The current state of attitudes in Russia is not to the liking of the siloviki. “Seventy percent of Russians are angry about social injustice,” “’the tsarist palace in Gelndzhik’” falling incomes and rising prices, and bad medical care. Given these attitudes, they don’t feel the same way about the security services as they did in the wake of earlier attacks.
“Of course,” the Sieve of Socrates channel continues, “the Lubyanka has understood the problem and is preparing recipes to correct mass attitudes on the basis of already tested and trouble-free models.” And the best of these is a terrorist attack which brings with it the sense of the risk of instant death and of the importance of security agencies.
But “for the terrorist threat to be seen as realistic, specific examples of the danger are needed.” The FSB is beginning to collect them and to ensure that the public knows they are out there just waiting for Russia to let down its guard.
This week, the FSB announced that it had detained all at once 19 extremists connected with the international Islamist organization Taqfir wal-Hijra in Karachayevo-Cherkessia, Crimea, Krasnodar Kray and Rostov Oblast who were supposedly planning to commit terrorist acts in the North Caucasus.

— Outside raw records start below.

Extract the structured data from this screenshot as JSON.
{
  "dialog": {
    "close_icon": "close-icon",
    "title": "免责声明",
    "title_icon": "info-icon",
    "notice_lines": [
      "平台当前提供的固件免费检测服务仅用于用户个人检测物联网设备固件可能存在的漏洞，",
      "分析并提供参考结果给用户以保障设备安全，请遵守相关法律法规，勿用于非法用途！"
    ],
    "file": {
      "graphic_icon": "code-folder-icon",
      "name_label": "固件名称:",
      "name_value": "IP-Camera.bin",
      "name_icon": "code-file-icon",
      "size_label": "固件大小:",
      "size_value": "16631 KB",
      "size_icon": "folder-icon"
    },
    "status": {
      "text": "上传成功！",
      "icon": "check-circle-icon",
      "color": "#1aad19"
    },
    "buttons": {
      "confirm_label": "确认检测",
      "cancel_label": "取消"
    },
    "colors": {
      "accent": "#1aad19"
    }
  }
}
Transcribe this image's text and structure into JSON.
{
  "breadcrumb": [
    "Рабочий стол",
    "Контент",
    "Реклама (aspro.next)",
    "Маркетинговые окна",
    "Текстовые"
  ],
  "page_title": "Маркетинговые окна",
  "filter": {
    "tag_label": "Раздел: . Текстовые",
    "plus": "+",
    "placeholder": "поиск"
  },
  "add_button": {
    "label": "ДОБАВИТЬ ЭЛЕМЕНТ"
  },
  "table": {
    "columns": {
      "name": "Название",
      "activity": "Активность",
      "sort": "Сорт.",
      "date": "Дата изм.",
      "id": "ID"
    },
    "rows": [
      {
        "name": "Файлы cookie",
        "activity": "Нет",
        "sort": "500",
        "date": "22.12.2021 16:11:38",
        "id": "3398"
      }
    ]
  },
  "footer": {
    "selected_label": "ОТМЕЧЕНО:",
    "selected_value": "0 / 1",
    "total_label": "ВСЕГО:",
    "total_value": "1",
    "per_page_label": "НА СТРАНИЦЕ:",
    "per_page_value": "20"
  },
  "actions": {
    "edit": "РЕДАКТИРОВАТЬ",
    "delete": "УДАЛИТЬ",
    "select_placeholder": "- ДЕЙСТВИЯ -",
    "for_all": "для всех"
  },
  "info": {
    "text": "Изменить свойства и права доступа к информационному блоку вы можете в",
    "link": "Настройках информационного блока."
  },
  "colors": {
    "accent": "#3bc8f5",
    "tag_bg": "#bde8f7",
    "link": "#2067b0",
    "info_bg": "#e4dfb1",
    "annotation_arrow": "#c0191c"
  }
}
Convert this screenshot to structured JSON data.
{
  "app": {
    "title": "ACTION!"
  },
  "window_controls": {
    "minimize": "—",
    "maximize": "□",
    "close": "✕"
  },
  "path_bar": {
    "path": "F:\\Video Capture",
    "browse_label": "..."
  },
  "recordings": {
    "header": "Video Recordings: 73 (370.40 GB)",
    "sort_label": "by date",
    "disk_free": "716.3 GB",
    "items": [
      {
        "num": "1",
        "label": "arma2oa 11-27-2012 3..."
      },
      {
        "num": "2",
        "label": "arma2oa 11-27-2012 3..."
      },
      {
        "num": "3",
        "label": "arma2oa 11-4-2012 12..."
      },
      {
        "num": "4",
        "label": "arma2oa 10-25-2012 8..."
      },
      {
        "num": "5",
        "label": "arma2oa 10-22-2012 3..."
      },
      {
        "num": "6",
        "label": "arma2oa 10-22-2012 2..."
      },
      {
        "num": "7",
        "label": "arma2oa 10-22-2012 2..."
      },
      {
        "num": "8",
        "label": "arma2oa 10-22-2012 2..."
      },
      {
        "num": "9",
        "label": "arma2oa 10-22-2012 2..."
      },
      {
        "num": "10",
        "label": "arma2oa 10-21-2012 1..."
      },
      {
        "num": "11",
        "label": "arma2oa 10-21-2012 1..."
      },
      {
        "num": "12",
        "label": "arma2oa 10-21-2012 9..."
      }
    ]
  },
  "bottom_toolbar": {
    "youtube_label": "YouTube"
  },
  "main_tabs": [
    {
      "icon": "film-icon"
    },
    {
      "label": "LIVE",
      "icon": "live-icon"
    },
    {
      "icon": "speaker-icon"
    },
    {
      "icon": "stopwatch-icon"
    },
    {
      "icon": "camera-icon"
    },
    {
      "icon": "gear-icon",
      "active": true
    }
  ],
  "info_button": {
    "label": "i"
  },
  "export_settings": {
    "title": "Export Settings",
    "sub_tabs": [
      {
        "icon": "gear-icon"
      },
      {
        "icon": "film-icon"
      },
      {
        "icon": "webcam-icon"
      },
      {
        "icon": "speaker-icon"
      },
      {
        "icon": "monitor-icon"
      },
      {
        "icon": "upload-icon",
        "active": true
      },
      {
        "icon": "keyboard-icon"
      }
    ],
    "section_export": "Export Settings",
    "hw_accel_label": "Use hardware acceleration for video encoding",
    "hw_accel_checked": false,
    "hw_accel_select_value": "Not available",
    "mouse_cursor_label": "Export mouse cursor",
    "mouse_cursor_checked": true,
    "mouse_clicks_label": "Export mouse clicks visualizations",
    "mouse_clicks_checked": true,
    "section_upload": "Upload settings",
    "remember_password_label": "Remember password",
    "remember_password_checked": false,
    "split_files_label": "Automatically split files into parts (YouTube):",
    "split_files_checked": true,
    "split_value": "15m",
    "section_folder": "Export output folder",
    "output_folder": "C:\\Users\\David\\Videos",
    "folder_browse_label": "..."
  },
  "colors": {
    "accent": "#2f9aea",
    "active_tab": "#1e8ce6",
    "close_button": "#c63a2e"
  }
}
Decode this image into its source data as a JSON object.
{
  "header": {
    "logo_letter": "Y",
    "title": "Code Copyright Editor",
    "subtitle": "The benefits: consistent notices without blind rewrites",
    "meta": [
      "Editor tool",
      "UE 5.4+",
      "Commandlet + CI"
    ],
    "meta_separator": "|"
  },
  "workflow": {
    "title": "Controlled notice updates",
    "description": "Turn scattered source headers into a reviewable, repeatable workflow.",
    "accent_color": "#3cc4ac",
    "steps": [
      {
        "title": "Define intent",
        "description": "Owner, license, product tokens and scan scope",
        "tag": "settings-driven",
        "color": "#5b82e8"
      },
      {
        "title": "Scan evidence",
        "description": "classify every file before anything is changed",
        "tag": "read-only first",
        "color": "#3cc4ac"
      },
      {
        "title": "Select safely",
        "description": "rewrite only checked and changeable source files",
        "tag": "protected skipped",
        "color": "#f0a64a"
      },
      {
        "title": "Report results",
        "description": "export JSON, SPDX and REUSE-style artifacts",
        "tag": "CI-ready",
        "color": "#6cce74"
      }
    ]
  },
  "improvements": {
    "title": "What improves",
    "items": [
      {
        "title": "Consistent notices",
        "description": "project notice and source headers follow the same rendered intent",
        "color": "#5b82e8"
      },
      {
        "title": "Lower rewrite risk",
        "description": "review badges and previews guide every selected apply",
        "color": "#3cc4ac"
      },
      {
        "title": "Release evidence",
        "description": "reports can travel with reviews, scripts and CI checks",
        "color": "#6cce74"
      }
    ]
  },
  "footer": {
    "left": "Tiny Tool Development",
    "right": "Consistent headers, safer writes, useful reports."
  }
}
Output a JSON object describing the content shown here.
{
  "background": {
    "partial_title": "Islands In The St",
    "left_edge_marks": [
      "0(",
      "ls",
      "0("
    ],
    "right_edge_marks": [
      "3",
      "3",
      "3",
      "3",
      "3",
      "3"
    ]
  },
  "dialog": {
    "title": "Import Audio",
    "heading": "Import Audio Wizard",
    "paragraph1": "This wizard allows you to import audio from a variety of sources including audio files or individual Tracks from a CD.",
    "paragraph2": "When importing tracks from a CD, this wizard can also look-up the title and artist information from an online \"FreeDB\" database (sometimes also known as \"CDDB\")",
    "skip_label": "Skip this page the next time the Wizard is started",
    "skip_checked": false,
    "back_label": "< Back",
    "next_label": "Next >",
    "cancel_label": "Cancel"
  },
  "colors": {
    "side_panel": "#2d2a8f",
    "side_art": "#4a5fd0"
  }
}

But “here is the interesting thing: that organization consists of the Egyptian followers of the ideas of Said Qutb … an organization which has not existed since the 1980s” and whose followers “in practice have lived in a peaceful way.” The FSB and the Russian interior ministry have long known about them, but because they weren’t terrorists, Moscow didn’t touch them.
“But after the de-occupation of Qarabagh by Azerbaijani forces with the help of Turkey, the Russians special services changed course and began to fabricate cases about ‘terrorists’” from among this group” by the normal means of planting extremist literature in Arabic on these unfortunates who in any case don’t know that language.
But that isn’t important for those who believe that “if there is no enemy one can invent him,” the telegram channel says. Like 20 years ago, “the main thing is that Russians again believe in the ubiquity of the virus of the Islamic threat and view the Turks as enemies.”